It’s a familiar experience – you find yourself standing in between the shelves, scanning back and forth between PR2801 and PR 2801C only to find that although the book you’re looking for appears on the online map of the catalogue, it isn’t actually there. In the mean time, you couldn’t help but notice that Titus Andronicus was with Anthony and Cleopatra and not with other Titus Andronicus-es.
Although the University has made a growing effort to modernize the appearance of the library – from new tables with lockable drawers on the fifth floor of McLennan to the Yeats-quoting glass windows in the Cyberthèque – I wonder if the problem students face when it comes to physically accessing the library collection is ever going to go away.

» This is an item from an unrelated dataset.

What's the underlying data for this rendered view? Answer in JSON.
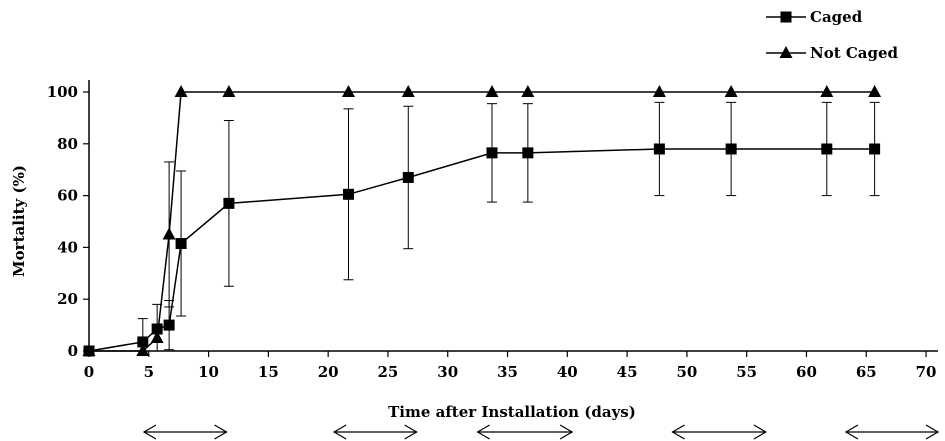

Following recent changes in policy, the casual shelvers are hired to work after 4 p.m., though not between classes. Staffers have also reported that the stacks branch under Access Services – which had overseen the hiring of new shelvers and student navigators for the last 25 years – is no longer responsible for the task. Rather, Diane Koen, associate director of planning and resources for all 13 branch libraries, has been in charge of the process since September. The move, shelving staff believe, has produced results that are decreasingly attuned to students’ urgent needs. For example, experienced shelvers who had previously worked with the permanent staff – and thus would have been re-recruited quickly – were not hired when they reapplied this September.
“As you will appreciate, students graduate!” Koen wrote in an email. “They are no longer available. There is competition for all of the student employment and we try to share it around as equitably as possible. Our current cohort consists of experienced and new shelvers.”
The rows and many truckloads of unshelved books on each floor in McLennan are but one measure of how the McGill library has been unable to provide timely access to the collections. According to shelving staff, this past April saw a 50 per cent budget cut to stack services. McLennan now has five casual student shelvers, instead of the 15-20 it had before the cut. Meanwhile, the six permanent staff shelvers are stretched very thin over the six floors of the building, especially during exam time, when casual student workers find themselves torn between their commitment to the library and their studies.
Koen added that students had been hired to carry out many tasks: “You may not be aware that the library has significant cataloguing backlogs and it was agreed by everyone that reducing the cataloguing backlog was a priority several years ago. Students are being employed to do a variety of tasks, one of which is shelving, but the cataloguing priority has been an important area for student employment. Some of the funds for student employment are provided by the SSMU Library Improvement Fund, and its committee members are involved each and every year in various meetings to discuss how these funds are expended.”
Koen added that “the number of students we employ at any given time varies according to the workload; it goes up during the semester as exam time approaches.”
When asked if the library was aware of the build up of unshelved books, Janine Schmidt, the Trenholme Director of Libraries, responded that “there have been some recent issues with shelving in the Humanities and Social Sciences Library. The matter is in hand with our excellent staff in the Humanities and Social Sciences Library supported by student shelvers.”
In response to the claim made by shelving staff that the budget to the stack services had been cut by 50 per cent earlier this year, Schmidt and Koen stated in a jointly written email that, “In general, there has been no reduction in expenditure on shelving across the library. There has, however, been a considerable reduction in the amount of shelving – as you no doubt realize, there has been a huge swing to the use of online resources in all library branches. Our staffs perform many functions. We are shelving fewer items across the system, and our loans of physical materials are also going down.”
In light of the $32 million allocated to the University’s library system, I asked Schmidt and Koen to explain how the money had been spent this year. They responded that there have been challenging issues with this year’s budget since McGill libraries have also had to cope with a reduction in the University’s endowment, as well as a 1.5 per cent cut in the operating grant. Schmidt and Koen said that the library collection remained a priority.
“The University has made a commitment publicly at all budget presentations that the Collections budget is protected.”
They added that the bulk of funds are spent on the journal collection, and that much of the budget is spent on electronic collections; “We have been moving to e-collections in response to student demands. The Library spends almost $14 million on staff and the remaining funds are spent on refurbishment and facilities.”
When I asked if they would encourage students to learn about how the money is spent, both Schmidt and Koen explained that student representatives sit on both the Senate Committee on Libraries and the advisory committees for each branch library where the details of the budget are discussed.
Shelving staff have bemoaned the lack of funds allocated to their operations. “They spent that much money on things like the Cyberthèque and compact shelving,” one staff member complained, “but couldn’t get a handle on things as basic and simple as this,” gesturing toward the stacks of unshelved books in front of him.
And as the unshelved books in McLennan start to resemble a small library by themselves, students should know that a search through the sorting area may be the most fruitful method of finding the books required for their term papers.